His data, for example, has shown that Boone Creek running through Appalachian’s campus – which is not listed as “impaired” by the N.C. Division of Water Quality – has levels of chloride, nitrate and sulfate that are three to eight times higher than in the East Fork. “The concentrations of those pollutants clearly indicate the more degraded water quality of Boone Creek as affected by urban development.
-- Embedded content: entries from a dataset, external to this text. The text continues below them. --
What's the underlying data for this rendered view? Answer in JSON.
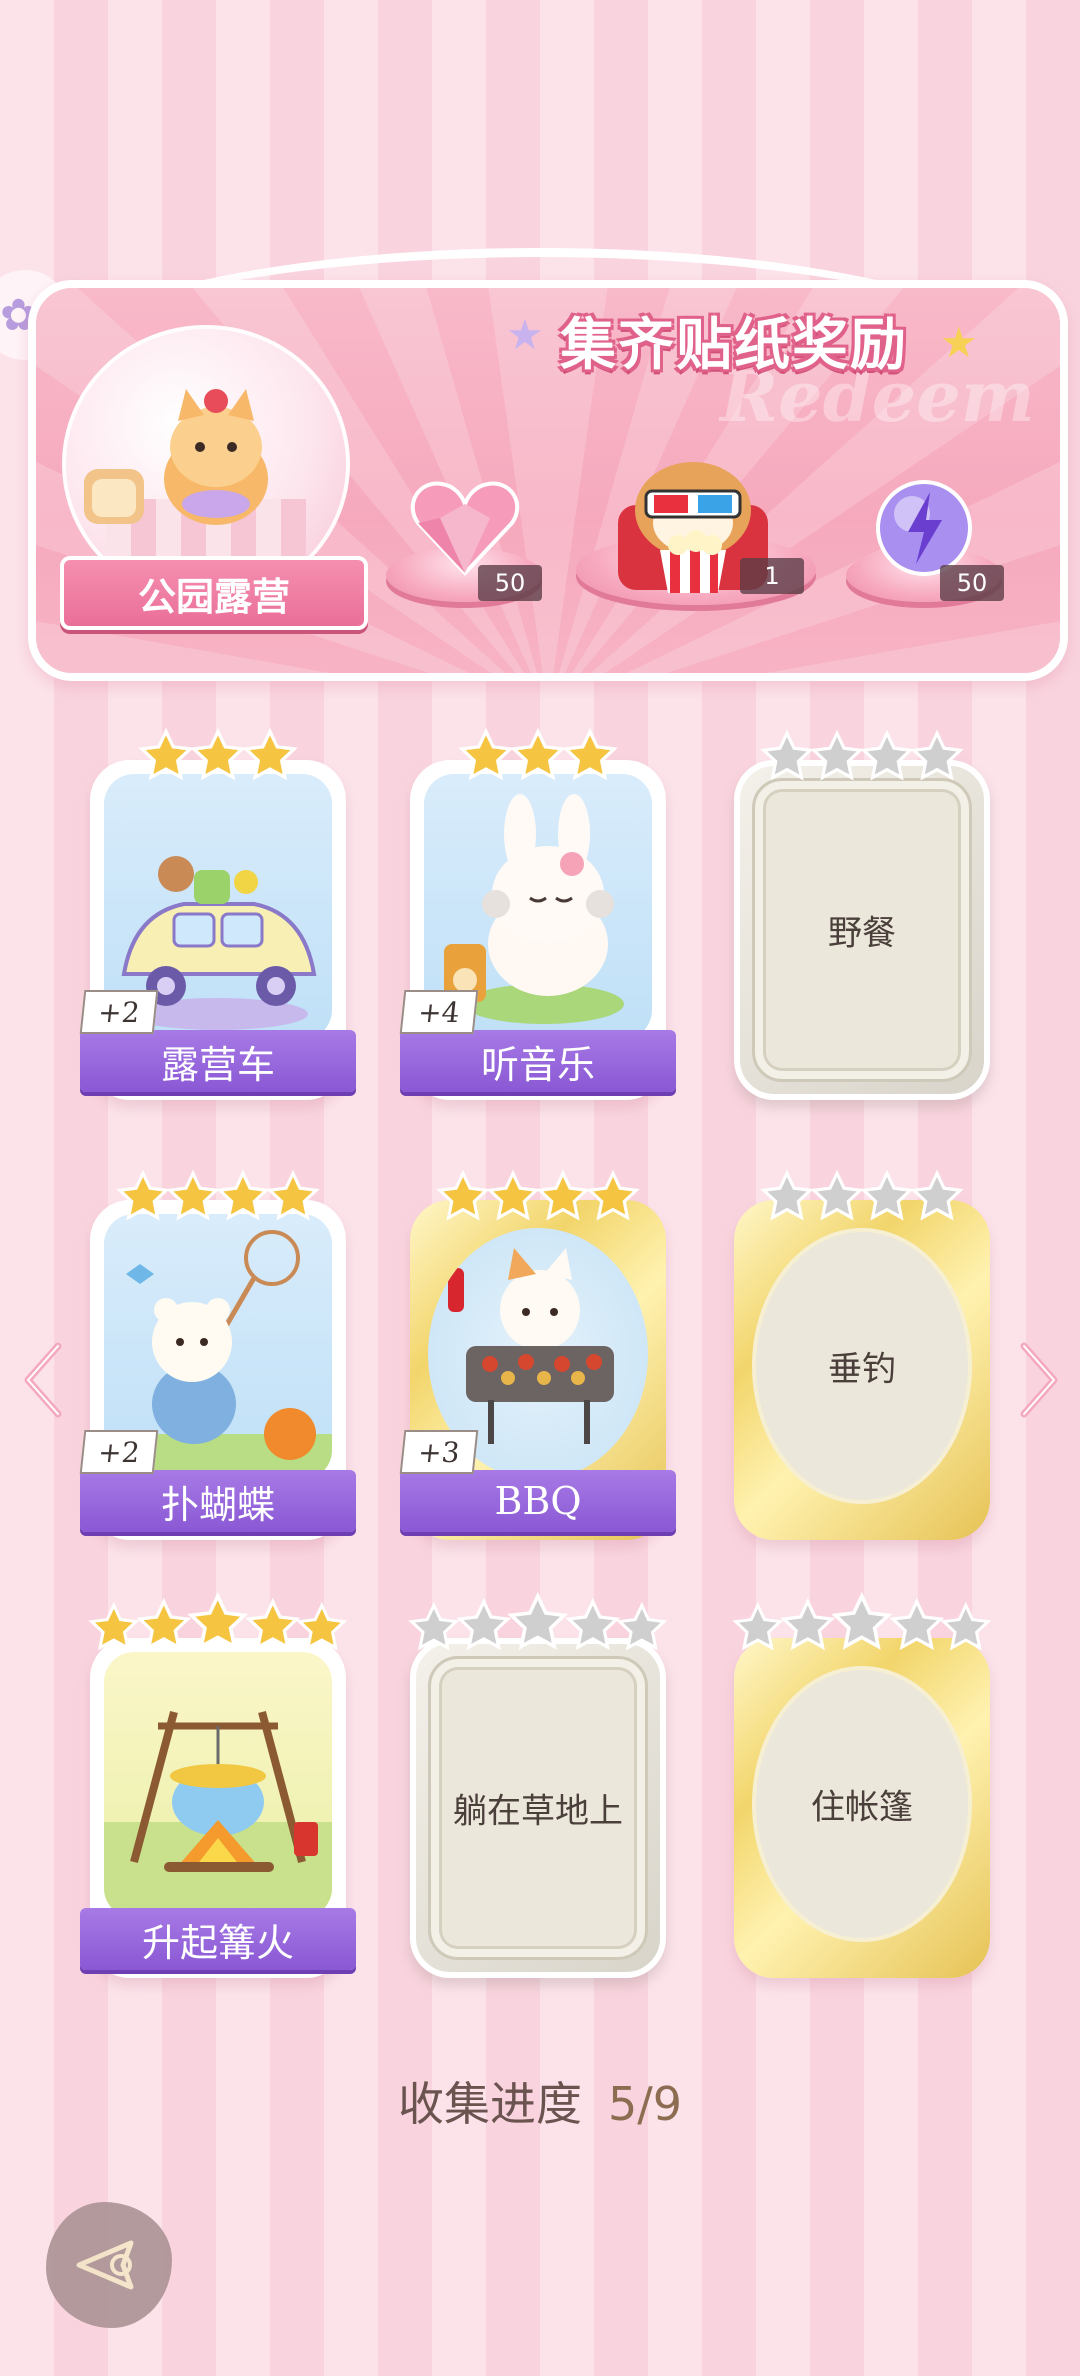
{
  "banner": {
    "title": "集齐贴纸奖励",
    "watermark": "Redeem",
    "theme_name": "公园露营",
    "rewards": [
      {
        "icon": "pink-heart-gem-icon",
        "count": "50"
      },
      {
        "icon": "popcorn-cat-avatar-icon",
        "count": "1"
      },
      {
        "icon": "lightning-energy-orb-icon",
        "count": "50"
      }
    ]
  },
  "stickers": [
    {
      "name": "露营车",
      "stars": 3,
      "bonus": "+2",
      "unlocked": true
    },
    {
      "name": "听音乐",
      "stars": 3,
      "bonus": "+4",
      "unlocked": true
    },
    {
      "name": "野餐",
      "stars": 4,
      "unlocked": false
    },
    {
      "name": "扑蝴蝶",
      "stars": 4,
      "bonus": "+2",
      "unlocked": true
    },
    {
      "name": "BBQ",
      "stars": 4,
      "bonus": "+3",
      "unlocked": true
    },
    {
      "name": "垂钓",
      "stars": 4,
      "unlocked": false
    },
    {
      "name": "升起篝火",
      "stars": 5,
      "unlocked": true
    },
    {
      "name": "躺在草地上",
      "stars": 5,
      "unlocked": false
    },
    {
      "name": "住帐篷",
      "stars": 5,
      "unlocked": false
    }
  ],
  "progress": {
    "label": "收集进度",
    "value": "5/9"
  },
  "colors": {
    "accent_purple": "#8a58d4",
    "banner_pink": "#f6a9bd",
    "star_gold": "#f5c542",
    "star_silver": "#c9c9c9"
  }
}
In addition, water temperature is also higher in Boone Creek than East Fork, which threatens many aquatic lives such as trout, a fish species extremely sensitive to thermal pollution,” Gu said.

The work of Appalachian’s interdisciplinary team – which consists of faculty members in chemistry, geology and biology and the social sciences – can help policymakers make scientifically sound decisions to protect water resources, Gu said. It can also encourage local citizens to act to protect water resources and address how to handle interest conflict between government agencies and private landowners.

The cash award associated with the Wachovia Environmental Award will allow Gu to enhance the team’s work by purchasing rain water collectors and a weather station to determine the chemical composition of rain and how that affects the chemical composition of the streams.

Gu has three undergraduate students who assist with his research. “They are really excited because they get a chance to work on a project addressing their local, scientific questions,” Gu said.

A native of China, Gu worked as a researcher in Berkeley Water Center at University of California, Berkeley before coming to Appalachian.